There are many options on the market; mostly it’s a personal choice of what you’re comfortable with. Here are the basics of babywearing.
Know the ABC’s of Babywearing
A – AIRWAY
The airway remains open at all times. To ensure your baby can breathe freely, be sure her head is not curled against her chest and that her face is not covered in fabric or pressed against your body. An infant should be mostly upright and close enough that you can kiss the top of her head.
B – BODY POSITIONING
The child is seated (like sitting in a chair) in a natural, ergonomic position. The knees are higher than the bottom, with the legs in an “M” position to help prevent hip dysplasia. The baby’s back is rounded in c-curve. When carrying infants, make sure there is support from the back to the nape of the neck.
C – COMFORT
Both you and the baby should be comfortable. A suitable carrier should allow for even distribution of the baby’s weight across your body.

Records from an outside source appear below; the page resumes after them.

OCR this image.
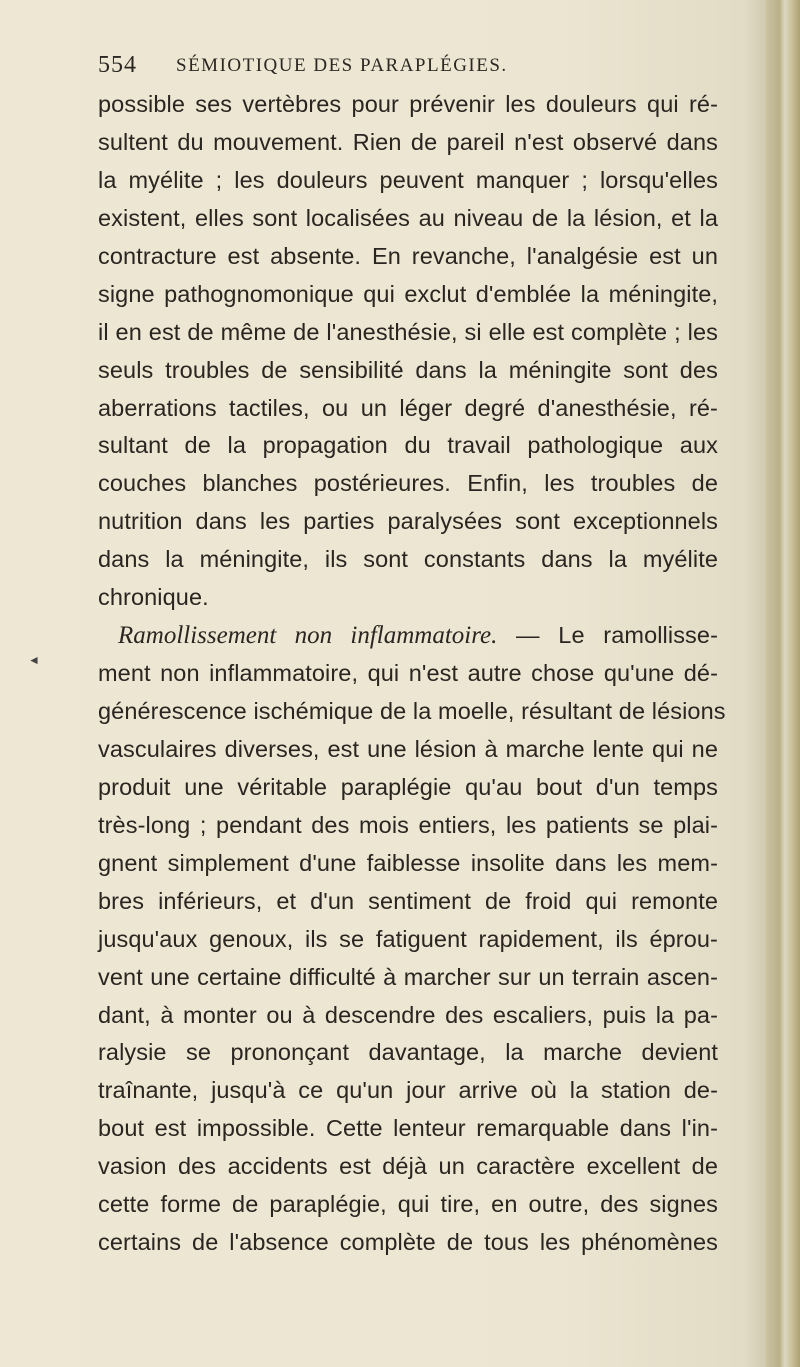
◄
554 SÉMIOTIQUE DES PARAPLÉGIES.
possible ses vertèbres pour prévenir les douleurs qui ré-
sultent du mouvement. Rien de pareil n'est observé dans
la myélite ; les douleurs peuvent manquer ; lorsqu'elles
existent, elles sont localisées au niveau de la lésion, et la
contracture est absente. En revanche, l'analgésie est un
signe pathognomonique qui exclut d'emblée la méningite,
il en est de même de l'anesthésie, si elle est complète ; les
seuls troubles de sensibilité dans la méningite sont des
aberrations tactiles, ou un léger degré d'anesthésie, ré-
sultant de la propagation du travail pathologique aux
couches blanches postérieures. Enfin, les troubles de
nutrition dans les parties paralysées sont exceptionnels
dans la méningite, ils sont constants dans la myélite
chronique.
Ramollissement non inflammatoire. — Le ramollisse-
ment non inflammatoire, qui n'est autre chose qu'une dé-
générescence ischémique de la moelle, résultant de lésions
vasculaires diverses, est une lésion à marche lente qui ne
produit une véritable paraplégie qu'au bout d'un temps
très-long ; pendant des mois entiers, les patients se plai-
gnent simplement d'une faiblesse insolite dans les mem-
bres inférieurs, et d'un sentiment de froid qui remonte
jusqu'aux genoux, ils se fatiguent rapidement, ils éprou-
vent une certaine difficulté à marcher sur un terrain ascen-
dant, à monter ou à descendre des escaliers, puis la pa-
ralysie se prononçant davantage, la marche devient
traînante, jusqu'à ce qu'un jour arrive où la station de-
bout est impossible. Cette lenteur remarquable dans l'in-
vasion des accidents est déjà un caractère excellent de
cette forme de paraplégie, qui tire, en outre, des signes
certains de l'absence complète de tous les phénomènes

Your neighbor may love her carrier, but that doesn’t mean it’s the best option for you. Consider your needs:
- How old is your baby?
- How much does she weigh?
- Would you prefer to wear your little one on your front, your hip, or your back?
- Do you have special circumstances such as back pain or a shoulder injury?
- How do you plan to use the carrier: for quick errands, on long hikes, or playing at the beach?
- Do you want a carrier that facilitates breastfeeding?
Jot down your thoughts so you can begin to research and shop.
Respect each carrier’s age and weight limits, and only use them as directed. For instance, you should never wear your baby on your back in a stretchy wraparound sling.
BE SAFE WHEN BABYWEARING
One rule of thumb is that if you would not participate in an activity while pregnant, you should not do so while wearing a baby. Avoid babywearing during activities that could lead to a fall or shake your baby — examples include skating, jumping on a trampoline, or riding a bicycle or horse. Inspect your carrier frequently for tears or weak spots, and check on your baby often.
CONSIDER BABYWEARING A SKILL
Whether you own a commercial baby carrier or a simple piece of cloth, once you get the hang of the basic babywearing positions, you can wear your baby with ease. Susie Spence, master babywearing educator with Babywearing International, says, “There are many high-tech commercial baby carriers on the market, but babywearing with simple pieces of cloth or straps has been practiced by people throughout history and around the globe. I have been known to carry babies in bedsheets, small tablecloths, and beach towels.”
SEEK OUT OTHER BABYWEARERS
One of the best ways to meet other babywearers, get hands-on help, and try new carriers is to find a Babywearing International chapter or another babywearing group near you. If you can’t make it to a meeting, you may wish to join an online forum such as TheBabywearer.com. The Internet is also a great source for how-to videos and informative articles. And don’t be shy — if you see a caregiver wearing a baby, strike up a conversation about it. You just might make a new friend.